PROVIDENCE, RI - A combustible wood dust explosion and fire that injured a worker at Inferno Wood Pellet Inc. was "preventable," according to Patrick Griffin, area director of the Occupational Safety and Health Administration's office in Rhode Island.
OSHA cited Inferno for 11 serious violations of workplace safety standards and has proposed $43,400 in fines related to the Aug 20 incident that partly demolished the building. According to OSHA, the explosion was ignited by wood dust in the wood pellet plant's production room that migrated to a retention bin.
NBC 10 TV reported that the force of the explosion threw the injured worker 20 feet. He was treated for first- and second-degree burns.

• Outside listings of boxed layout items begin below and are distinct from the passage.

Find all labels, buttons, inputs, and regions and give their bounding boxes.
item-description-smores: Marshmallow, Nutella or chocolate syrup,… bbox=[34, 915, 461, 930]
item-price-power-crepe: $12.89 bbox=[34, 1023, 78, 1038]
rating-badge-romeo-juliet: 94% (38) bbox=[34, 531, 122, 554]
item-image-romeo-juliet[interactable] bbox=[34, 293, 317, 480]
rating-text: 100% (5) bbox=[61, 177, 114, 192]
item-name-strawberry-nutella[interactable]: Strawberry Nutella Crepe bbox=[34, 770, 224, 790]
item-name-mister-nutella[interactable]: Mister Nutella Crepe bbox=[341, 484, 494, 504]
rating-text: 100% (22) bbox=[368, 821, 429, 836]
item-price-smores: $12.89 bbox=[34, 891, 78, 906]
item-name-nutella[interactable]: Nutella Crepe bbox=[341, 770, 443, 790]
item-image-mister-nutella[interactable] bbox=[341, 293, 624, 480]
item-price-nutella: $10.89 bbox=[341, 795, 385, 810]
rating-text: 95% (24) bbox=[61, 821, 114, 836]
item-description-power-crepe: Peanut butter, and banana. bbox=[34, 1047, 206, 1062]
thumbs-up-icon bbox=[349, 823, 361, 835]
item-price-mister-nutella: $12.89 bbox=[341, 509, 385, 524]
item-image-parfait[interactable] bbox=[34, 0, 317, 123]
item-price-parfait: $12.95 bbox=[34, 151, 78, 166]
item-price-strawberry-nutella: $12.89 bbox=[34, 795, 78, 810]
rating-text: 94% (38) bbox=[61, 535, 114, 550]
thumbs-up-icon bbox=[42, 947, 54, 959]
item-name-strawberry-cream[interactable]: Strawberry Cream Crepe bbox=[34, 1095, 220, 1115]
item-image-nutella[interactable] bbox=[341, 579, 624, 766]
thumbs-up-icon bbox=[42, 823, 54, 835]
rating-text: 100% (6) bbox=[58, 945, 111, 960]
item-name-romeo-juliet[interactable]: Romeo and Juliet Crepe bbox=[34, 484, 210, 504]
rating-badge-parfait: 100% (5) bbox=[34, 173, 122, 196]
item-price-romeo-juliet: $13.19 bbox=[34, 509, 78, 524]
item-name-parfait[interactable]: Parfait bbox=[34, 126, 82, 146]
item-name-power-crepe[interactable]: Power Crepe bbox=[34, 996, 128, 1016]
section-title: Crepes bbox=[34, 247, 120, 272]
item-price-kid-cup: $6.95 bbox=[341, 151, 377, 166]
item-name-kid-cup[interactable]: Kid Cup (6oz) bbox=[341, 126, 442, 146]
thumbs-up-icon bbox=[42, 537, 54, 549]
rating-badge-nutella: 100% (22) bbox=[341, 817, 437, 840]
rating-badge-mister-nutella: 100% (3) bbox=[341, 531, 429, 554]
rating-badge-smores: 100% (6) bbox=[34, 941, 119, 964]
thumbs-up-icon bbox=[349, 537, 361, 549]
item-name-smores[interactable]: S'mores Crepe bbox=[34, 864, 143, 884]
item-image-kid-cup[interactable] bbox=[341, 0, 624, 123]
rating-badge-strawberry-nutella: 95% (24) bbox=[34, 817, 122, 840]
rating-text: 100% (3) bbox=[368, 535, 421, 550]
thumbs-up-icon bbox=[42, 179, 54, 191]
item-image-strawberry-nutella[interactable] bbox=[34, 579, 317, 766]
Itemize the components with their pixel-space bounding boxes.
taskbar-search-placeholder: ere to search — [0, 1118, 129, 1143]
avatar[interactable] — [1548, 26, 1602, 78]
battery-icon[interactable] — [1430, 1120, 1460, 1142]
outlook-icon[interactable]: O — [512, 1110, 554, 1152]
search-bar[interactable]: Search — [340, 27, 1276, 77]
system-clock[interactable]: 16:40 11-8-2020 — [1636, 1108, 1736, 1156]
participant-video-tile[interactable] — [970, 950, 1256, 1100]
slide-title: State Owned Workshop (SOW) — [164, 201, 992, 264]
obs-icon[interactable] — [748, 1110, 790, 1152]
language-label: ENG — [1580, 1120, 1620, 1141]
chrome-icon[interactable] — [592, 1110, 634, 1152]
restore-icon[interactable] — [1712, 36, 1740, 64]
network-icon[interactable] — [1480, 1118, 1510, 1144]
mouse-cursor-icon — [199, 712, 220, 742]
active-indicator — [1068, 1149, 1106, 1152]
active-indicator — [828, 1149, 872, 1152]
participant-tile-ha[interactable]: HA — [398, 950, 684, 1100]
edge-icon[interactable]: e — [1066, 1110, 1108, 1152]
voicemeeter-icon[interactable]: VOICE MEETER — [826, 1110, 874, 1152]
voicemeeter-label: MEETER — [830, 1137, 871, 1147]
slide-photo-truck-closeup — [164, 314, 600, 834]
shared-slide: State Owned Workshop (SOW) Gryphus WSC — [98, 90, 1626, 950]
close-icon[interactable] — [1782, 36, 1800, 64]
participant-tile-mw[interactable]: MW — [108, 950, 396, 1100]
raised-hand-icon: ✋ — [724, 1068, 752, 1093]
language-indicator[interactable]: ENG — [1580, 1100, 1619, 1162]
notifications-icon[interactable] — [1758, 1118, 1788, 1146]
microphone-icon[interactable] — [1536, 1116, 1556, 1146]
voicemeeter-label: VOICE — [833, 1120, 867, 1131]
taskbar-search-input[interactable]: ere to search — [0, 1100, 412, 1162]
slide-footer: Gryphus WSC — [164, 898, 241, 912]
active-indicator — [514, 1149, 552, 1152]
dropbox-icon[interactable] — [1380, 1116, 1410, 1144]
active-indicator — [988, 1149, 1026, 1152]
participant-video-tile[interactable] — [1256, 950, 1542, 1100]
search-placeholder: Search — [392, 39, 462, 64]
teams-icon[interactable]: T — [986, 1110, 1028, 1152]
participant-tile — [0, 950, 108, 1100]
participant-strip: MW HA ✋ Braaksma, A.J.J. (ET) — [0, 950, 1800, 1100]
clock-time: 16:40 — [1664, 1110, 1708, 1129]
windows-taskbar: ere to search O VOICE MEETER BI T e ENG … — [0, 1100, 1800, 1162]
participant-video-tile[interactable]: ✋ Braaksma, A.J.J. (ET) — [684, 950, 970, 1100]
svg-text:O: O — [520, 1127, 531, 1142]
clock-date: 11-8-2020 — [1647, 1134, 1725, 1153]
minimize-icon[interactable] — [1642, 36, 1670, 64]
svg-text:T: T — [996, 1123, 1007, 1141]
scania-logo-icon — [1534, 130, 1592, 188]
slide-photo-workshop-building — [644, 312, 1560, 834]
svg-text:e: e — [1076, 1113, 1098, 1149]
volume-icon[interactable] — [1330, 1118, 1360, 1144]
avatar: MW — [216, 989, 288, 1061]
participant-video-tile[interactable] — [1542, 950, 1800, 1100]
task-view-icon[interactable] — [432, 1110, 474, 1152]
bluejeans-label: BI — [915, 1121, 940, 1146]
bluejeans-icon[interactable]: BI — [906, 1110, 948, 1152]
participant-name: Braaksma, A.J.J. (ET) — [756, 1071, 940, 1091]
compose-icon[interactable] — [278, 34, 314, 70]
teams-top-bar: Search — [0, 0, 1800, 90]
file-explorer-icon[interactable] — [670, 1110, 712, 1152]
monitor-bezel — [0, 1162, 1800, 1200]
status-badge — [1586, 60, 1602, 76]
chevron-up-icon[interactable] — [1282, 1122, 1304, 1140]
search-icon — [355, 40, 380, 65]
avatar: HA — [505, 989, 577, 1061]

"While no one was killed, the potential for death and serious injury was real, present and preventable," Griffin said. "The lack of safeguards allowed the initial fire and explosion to occur and spread in a chain reaction to other equipment and through the plant. If this employer had adhered to applicable OSHA and National Fire Protection Association standards, that would have helped prevent the fire and explosion from occurring and spreading."
OSHA said its investigation of Inferno Wood Pellet's plant found accumulations of combustible wood dust on various locations and surfaces within the plant. "(E)mployees were exposed to wood dust explosions, deflagrations, or rapid combustion, and other fire hazards," OSHA said.
Among other hazards, the dust retention bin lacked spark detection, explosion and fire suppression devices and explosion venting systems. In addition, OSHA said the dust collection systems and dust segregation barriers were not maintained to minimize fire sources and an opening in the wall between the production room and chip room allowed a fireball to spread.
An incomplete and inadequate fire prevention plan, lack of dust-electrical equipment where combustible wood dust accumulated and lack of worker training.
OSHA provides information on wood dust hazards and safeguards at go.usa.gov/KxSj .
Inferno has 15 business days from receipt of its citations and proposed penalties to comply, meet informally with OSHA's area director, or contest the findings before the independent Occupational Safety and Health Review Commission.